The events of the past few days in Washington D.C. have highlighted the growing division in our nation. As one national leader stated this week, “The State of the Union is fragile.” Public leaders from every ideological, as well as Christian, perspective have weighed in with their own version of condemnation and blame. In some cases, their words have fueled the flames of division.
As I write this, I want to be clear, there is no place or excuse for violence. Further, the terrible actions that took place in Washington D.C. on Wednesday have nothing to do with Jesus. Jesus was a peacemaker who said, “Blessed are the peacemakers for they shall be called children of God.”
So what shall we do as the Church? No doubt, there are differing opinions about what we should do or say, even within our own church. Therefore, I call on First Methodist Carrollton to make Sunday, January 10 a day of prayer.
Some of our members may want to include fasting from food or certain activities as we pray. Others may include setting aside certain hours during the day to stop, seek a place of silence, and focus on hearing God’s direction. Or others may want to join with a group of family and/or friends to pray together, interceding for our nation. No matter how we approach this day of prayer, let us all pray for God’s guidance and direction. May God led to us to the places where God is working and where God is calling First Methodist Carrollton.
In my sermon, I will be addressing the living waters that Jesus promises to all those who come to Him and believe. Further, I will go the words of Paul in Romans 8:28-32, where the scriptures promise, “All things work for good for who love God and are called to God’s purposes.”
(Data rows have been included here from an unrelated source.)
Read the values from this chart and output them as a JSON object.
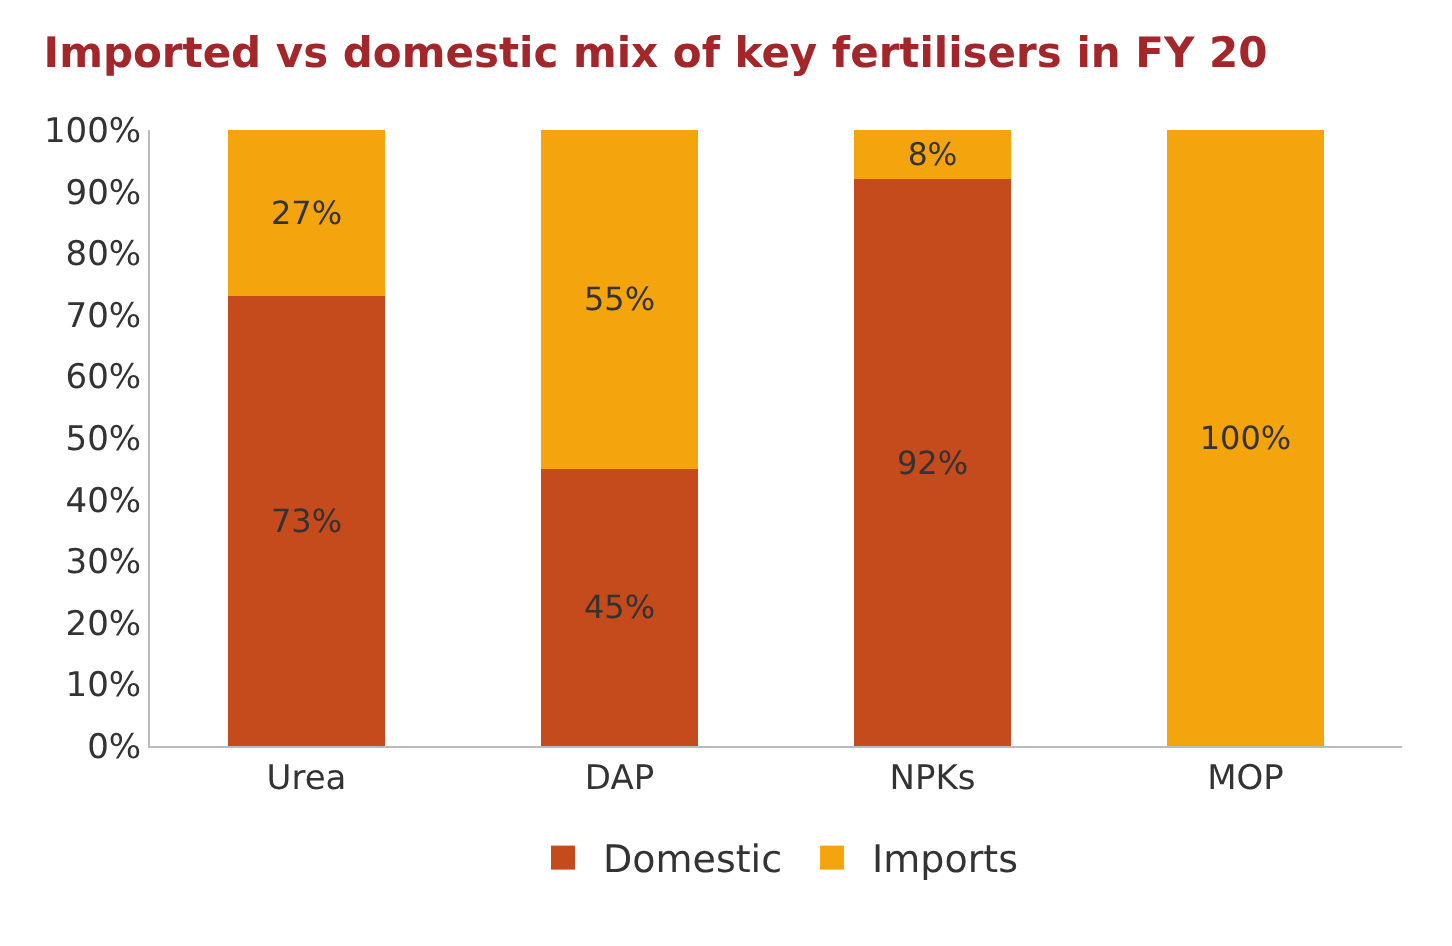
{
  "chart_data": {
    "type": "bar",
    "stacked": true,
    "title": "Imported vs domestic mix of key fertilisers in FY 20",
    "categories": [
      "Urea",
      "DAP",
      "NPKs",
      "MOP"
    ],
    "series": [
      {
        "name": "Domestic",
        "color": "#c54a1c",
        "values": [
          73,
          45,
          92,
          0
        ],
        "value_labels": [
          "73%",
          "45%",
          "92%",
          null
        ]
      },
      {
        "name": "Imports",
        "color": "#f4a40c",
        "values": [
          27,
          55,
          8,
          100
        ],
        "value_labels": [
          "27%",
          "55%",
          "8%",
          "100%"
        ]
      }
    ],
    "ylim": [
      0,
      100
    ],
    "yticks": [
      {
        "value": 0,
        "label": "0%"
      },
      {
        "value": 10,
        "label": "10%"
      },
      {
        "value": 20,
        "label": "20%"
      },
      {
        "value": 30,
        "label": "30%"
      },
      {
        "value": 40,
        "label": "40%"
      },
      {
        "value": 50,
        "label": "50%"
      },
      {
        "value": 60,
        "label": "60%"
      },
      {
        "value": 70,
        "label": "70%"
      },
      {
        "value": 80,
        "label": "80%"
      },
      {
        "value": 90,
        "label": "90%"
      },
      {
        "value": 100,
        "label": "100%"
      }
    ],
    "legend": "bottom"
  }
}
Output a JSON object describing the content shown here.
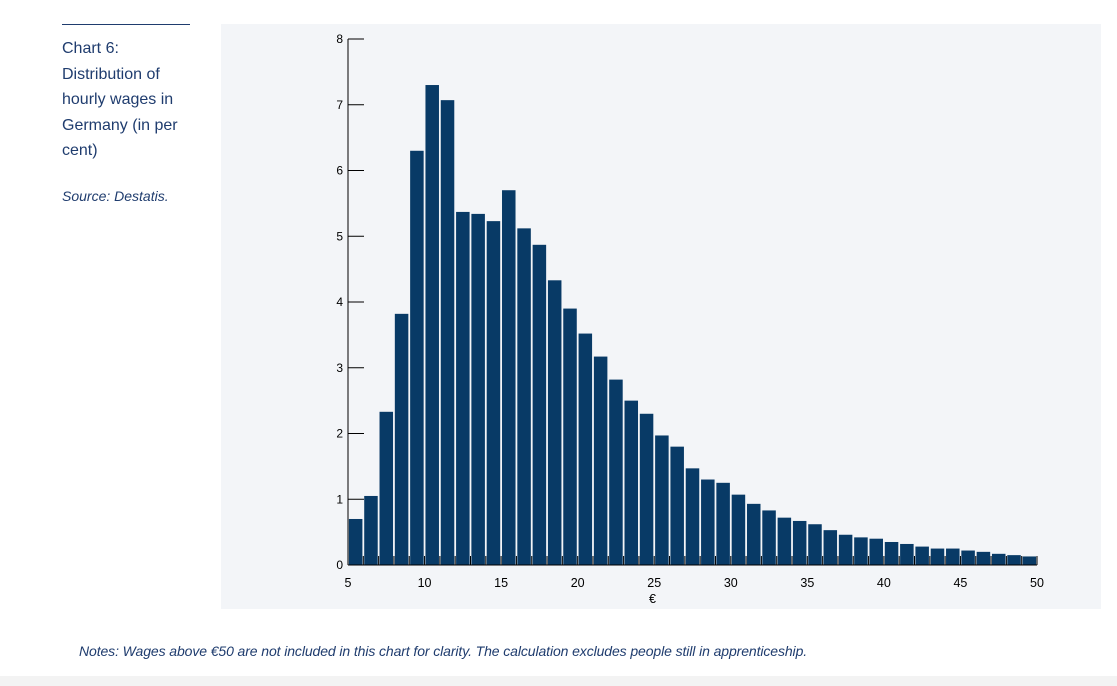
{
  "sidebar": {
    "title": "Chart 6: Distribution of hourly wages in Germany (in per cent)",
    "source": "Source: Destatis."
  },
  "notes": "Notes: Wages above €50 are not included in this chart for clarity. The calculation excludes people still in apprenticeship.",
  "colors": {
    "bar": "#083a66",
    "text": "#1f3c6e",
    "panel": "#f3f5f8",
    "axis": "#000000"
  },
  "chart_data": {
    "type": "bar",
    "title": "",
    "xlabel": "€",
    "ylabel": "",
    "xlim": [
      5,
      50
    ],
    "ylim": [
      0,
      8
    ],
    "y_ticks": [
      0,
      1,
      2,
      3,
      4,
      5,
      6,
      7,
      8
    ],
    "x_ticks": [
      5,
      10,
      15,
      20,
      25,
      30,
      35,
      40,
      45,
      50
    ],
    "bin_width": 1,
    "bin_starts": [
      5,
      6,
      7,
      8,
      9,
      10,
      11,
      12,
      13,
      14,
      15,
      16,
      17,
      18,
      19,
      20,
      21,
      22,
      23,
      24,
      25,
      26,
      27,
      28,
      29,
      30,
      31,
      32,
      33,
      34,
      35,
      36,
      37,
      38,
      39,
      40,
      41,
      42,
      43,
      44,
      45,
      46,
      47,
      48,
      49
    ],
    "values": [
      0.7,
      1.05,
      2.33,
      3.82,
      6.3,
      7.3,
      7.07,
      5.37,
      5.34,
      5.23,
      5.7,
      5.12,
      4.87,
      4.33,
      3.9,
      3.52,
      3.17,
      2.82,
      2.5,
      2.3,
      1.97,
      1.8,
      1.47,
      1.3,
      1.25,
      1.07,
      0.93,
      0.83,
      0.72,
      0.67,
      0.62,
      0.53,
      0.46,
      0.42,
      0.4,
      0.35,
      0.32,
      0.28,
      0.25,
      0.25,
      0.22,
      0.2,
      0.17,
      0.15,
      0.13
    ],
    "grid": false,
    "legend": "none"
  }
}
As followers of Christ, now is not the time for fear, anxiety, or wild theories of the terrible days to come. We are the people of hope in times of trouble. We are the people of victory when it seems all is lost. Because we are the people of the resurrection of Jesus.
Our God is always at work to bring something glorious out of the broken ways of humanity. Our God is bigger than the events of our day, and in this knowledge, we are confident.
May God use First Methodist Carrollton in the days to come to be an instrument of peace, hope, reconciliation, and healing.